Девушка в голубом сарафане проскользнула, держась за жерди, по доске и в тот миг, когда доска проносилась над землей, спрыгнула с нее, едва коснувшись земли, и пробежала с разлета к дороге. Она была рослая и крепкая. Густые золотисто-рыжие волосы, на концах ударявшие в бронзу, завитками, змейками, локонами разбегались по чистому белому лбу. На спине тяжело покоились косы. Дорогие мониста сверкали на шее. Белая, в кружевах, французского батиста рубашка прикрывала высокую молодую грудь. Голубой сарафан был заткан золотыми розами. От бега, от ветра качелей сарафан приник к ногам и очертил красоту их линий. Маленькие носки тонули в траве. Одуванчики золотым филигранным венком оправили башмачки. Белое, округлое лицо было приятной полноты и на щеках с ямочками горело румянцем. Небо точно отразилось в синеве глаз. Маленький пухлый рот приоткрылся. Точно ряд ландышей сверкал за алым разрезом милых губ.

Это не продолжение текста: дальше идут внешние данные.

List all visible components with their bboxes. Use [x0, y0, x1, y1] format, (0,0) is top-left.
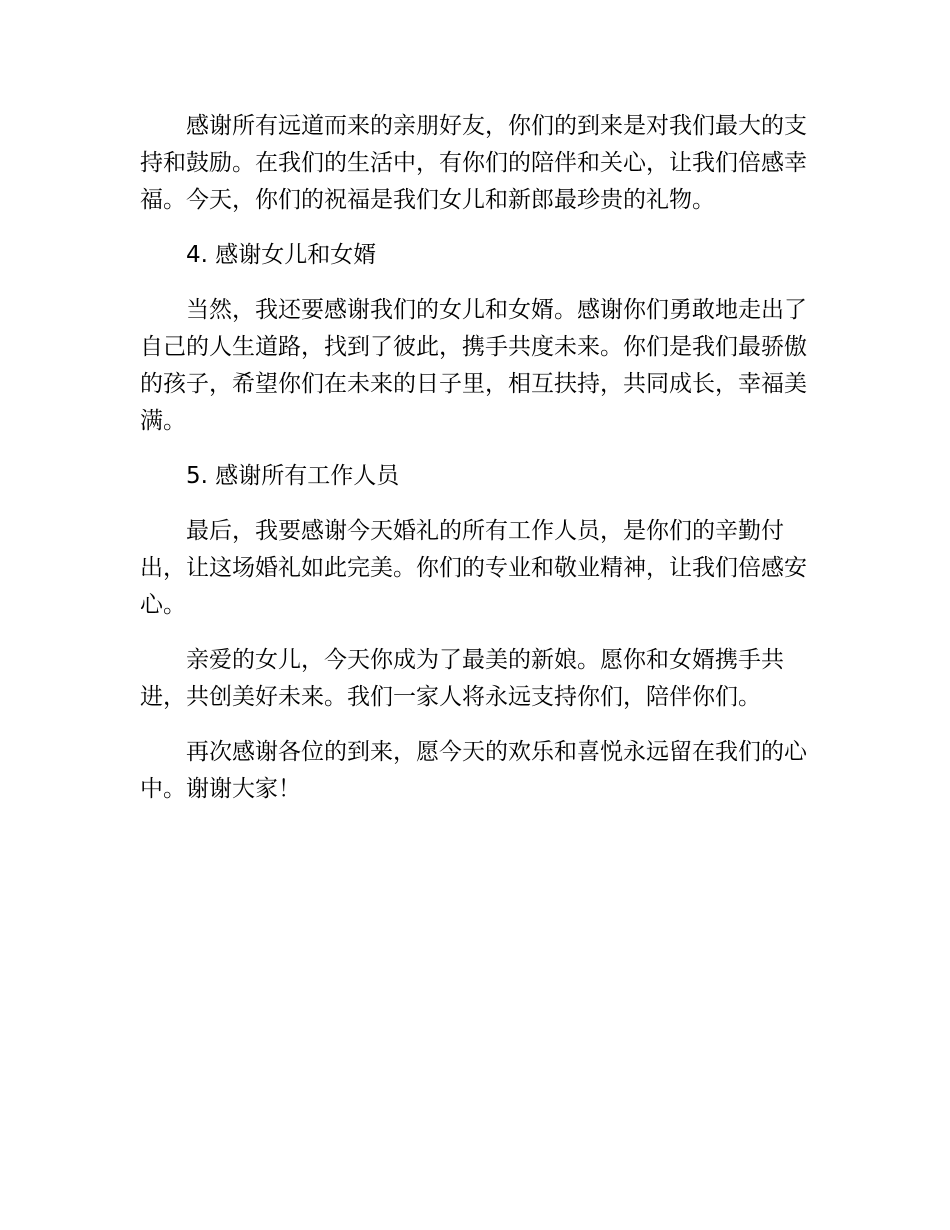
heading-thanks-couple: 4. 感谢女儿和女婿 — [186, 242, 377, 268]
paragraph-to-daughter: 亲爱的女儿，今天你成为了最美的新娘。愿你和女婿携手共进，共创美好未来。我们一家人将永远支持你们，陪伴你们。 — [140, 647, 784, 710]
paragraph-thanks-couple: 当然，我还要感谢我们的女儿和女婿。感谢你们勇敢地走出了自己的人生道路，找到了彼此，携手共度未来。你们是我们最骄傲的孩子，希望你们在未来的日子里，相互扶持，共同成长，幸福美满。 — [140, 297, 807, 434]
document-page — [140, 108, 815, 808]
paragraph-thanks-staff: 最后，我要感谢今天婚礼的所有工作人员，是你们的辛勤付出，让这场婚礼如此完美。你们的专业和敬业精神，让我们倍感安心。 — [140, 518, 807, 618]
paragraph-closing: 再次感谢各位的到来，愿今天的欢乐和喜悦永远留在我们的心中。谢谢大家！ — [140, 739, 807, 802]
paragraph-thanks-guests: 感谢所有远道而来的亲朋好友，你们的到来是对我们最大的支持和鼓励。在我们的生活中，有你们的陪伴和关心，让我们倍感幸福。今天，你们的祝福是我们女儿和新郎最珍贵的礼物。 — [140, 113, 807, 213]
heading-thanks-staff: 5. 感谢所有工作人员 — [186, 463, 400, 489]
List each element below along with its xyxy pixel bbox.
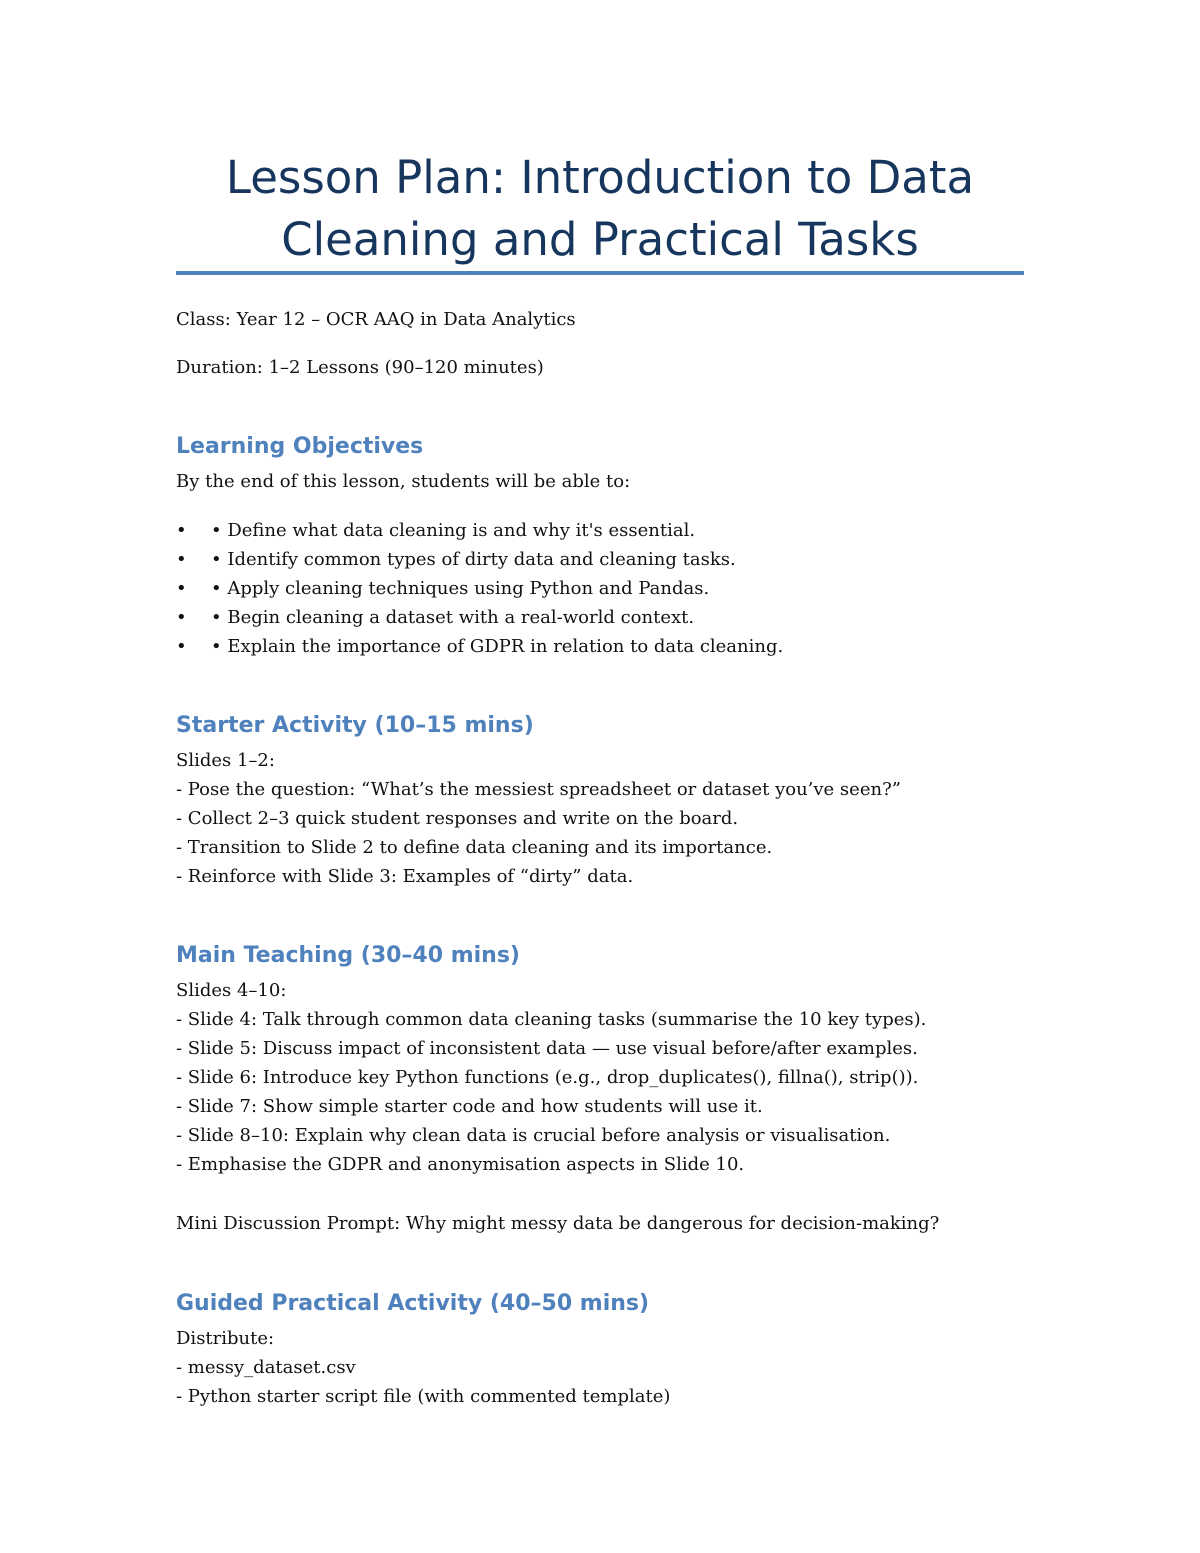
text-line: - Slide 8–10: Explain why clean data is crucial before analysis or visualisation.	[176, 1125, 891, 1146]
bullet-icon: •	[176, 607, 187, 628]
guided-practical-heading: Guided Practical Activity (40–50 mins)	[176, 1291, 650, 1316]
text-line: - Slide 7: Show simple starter code and how students will use it.	[176, 1096, 763, 1117]
text-line: - Python starter script file (with commented template)	[176, 1386, 671, 1407]
class-info: Class: Year 12 – OCR AAQ in Data Analytics	[176, 309, 576, 330]
mini-discussion-prompt: Mini Discussion Prompt: Why might messy data be dangerous for decision-making?	[176, 1213, 940, 1234]
text-line: - Emphasise the GDPR and anonymisation aspects in Slide 10.	[176, 1154, 745, 1175]
text-line: Slides 4–10:	[176, 980, 287, 1001]
list-item: • • Define what data cleaning is and why it's essential.	[176, 516, 783, 545]
bullet-icon: •	[176, 549, 187, 570]
text-line: - Transition to Slide 2 to define data cleaning and its importance.	[176, 837, 773, 858]
starter-activity-heading: Starter Activity (10–15 mins)	[176, 713, 534, 738]
text-line: - Pose the question: “What’s the messiest spreadsheet or dataset you’ve seen?”	[176, 779, 901, 800]
title-line-1: Lesson Plan: Introduction to Data	[225, 151, 975, 204]
objectives-list	[176, 516, 783, 661]
learning-objectives-heading: Learning Objectives	[176, 434, 424, 459]
text-line: - Slide 5: Discuss impact of inconsistent data — use visual before/after examples.	[176, 1038, 918, 1059]
objectives-intro: By the end of this lesson, students will be able to:	[176, 471, 631, 492]
text-line: - Collect 2–3 quick student responses and write on the board.	[176, 808, 739, 829]
text-line: - Slide 4: Talk through common data cleaning tasks (summarise the 10 key types).	[176, 1009, 927, 1030]
duration-info: Duration: 1–2 Lessons (90–120 minutes)	[176, 357, 544, 378]
list-item: • • Explain the importance of GDPR in relation to data cleaning.	[176, 632, 783, 661]
bullet-icon: •	[176, 520, 187, 541]
text-line: - Slide 6: Introduce key Python functions (e.g., drop_duplicates(), fillna(), strip()).	[176, 1067, 919, 1088]
text-line: - Reinforce with Slide 3: Examples of “dirty” data.	[176, 866, 634, 887]
bullet-icon: •	[176, 578, 187, 599]
bullet-icon: •	[176, 636, 187, 657]
main-teaching-heading: Main Teaching (30–40 mins)	[176, 943, 520, 968]
text-line: - messy_dataset.csv	[176, 1357, 356, 1378]
title-underline-divider	[176, 271, 1024, 275]
list-item: • • Identify common types of dirty data and cleaning tasks.	[176, 545, 783, 574]
text-line: Distribute:	[176, 1328, 275, 1349]
starter-activity-body	[176, 746, 901, 891]
document-title	[176, 147, 1024, 271]
guided-practical-body	[176, 1324, 670, 1411]
main-teaching-body	[176, 976, 926, 1179]
list-item: • • Apply cleaning techniques using Python and Pandas.	[176, 574, 783, 603]
text-line: Slides 1–2:	[176, 750, 275, 771]
title-line-2: Cleaning and Practical Tasks	[281, 213, 919, 266]
list-item: • • Begin cleaning a dataset with a real-world context.	[176, 603, 783, 632]
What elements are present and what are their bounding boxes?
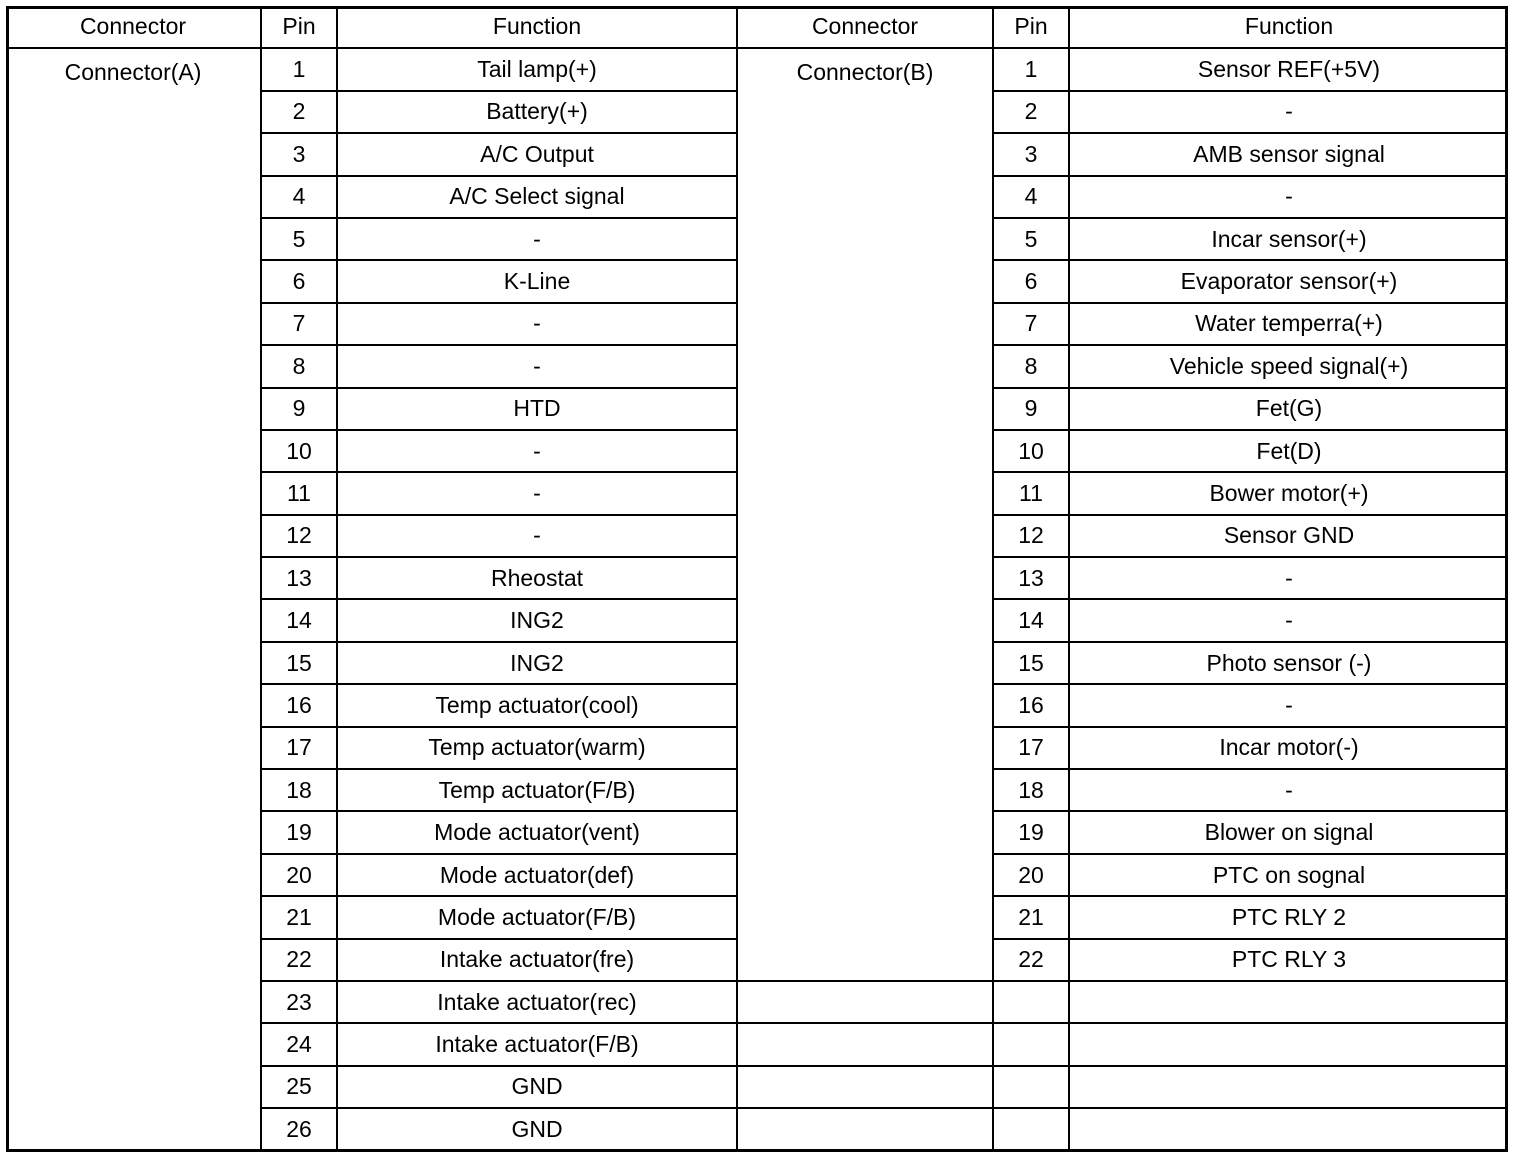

Никогда такой совершенной красы не видал Алеша. Могла ли она быть девушкой земли? Не была ли она из того мира, который раз показался и навеки запомнился Алеше. Когда зимой вошел в хату и увидал ее в прозрачно-золотисто-голубой дымке, и в ней мать рассказывала ему свой сон. Солнце, луна и звезды приснились тогда матери. Ярче и прекраснее солнца, таинственнее луны, нежнее далеких звезд показалась голубая красавица, подлинно царевна сказки…
Ямщик и полковник скинули перед ней шапки, и Алеша, отдаваясь преклонению перед совершенной этой красотой, сорвал с головы старый мерлушковый капелюх с серым чабаньим верхом и низко поклонился.
Губы девушки раскрылись в ласковой улыбке. Она небрежно-милостиво кивнула в ответ на поклон, круто повернулась, подбежала к качелям и, выждав, когда доска проносилась мимо, вскочила на нее и стала у жердей.
«Випп-вупп», – скрипели качели под нажимом сильных ног. Дальше ехала телега, несся за ней запах березы, черемухи и ландышей, и догоняла ее веселая срамная песня:
Сели девки на качели,
Взад-вперед снуют,
Чтоб качели вверх летели,
Значит… – поддают…
«Випп-вупп, випп-вупп», – в лад песне носились вверх, вниз качели.
Ямщик и Вишневский накрыли головы. Легкой рысцою побежали передохнувшие лошади.
– Кто она, ось подивиться? – задыхаясь от непонятного счастья, спросил Алеша.
Ямщик обернул к нему улыбающееся лицо.
– А не признал, что ли?.. – сказал он, блестя серыми лукавыми глазами. – Одна ведь на всю Расею такая и есть… А? Цесаревишна!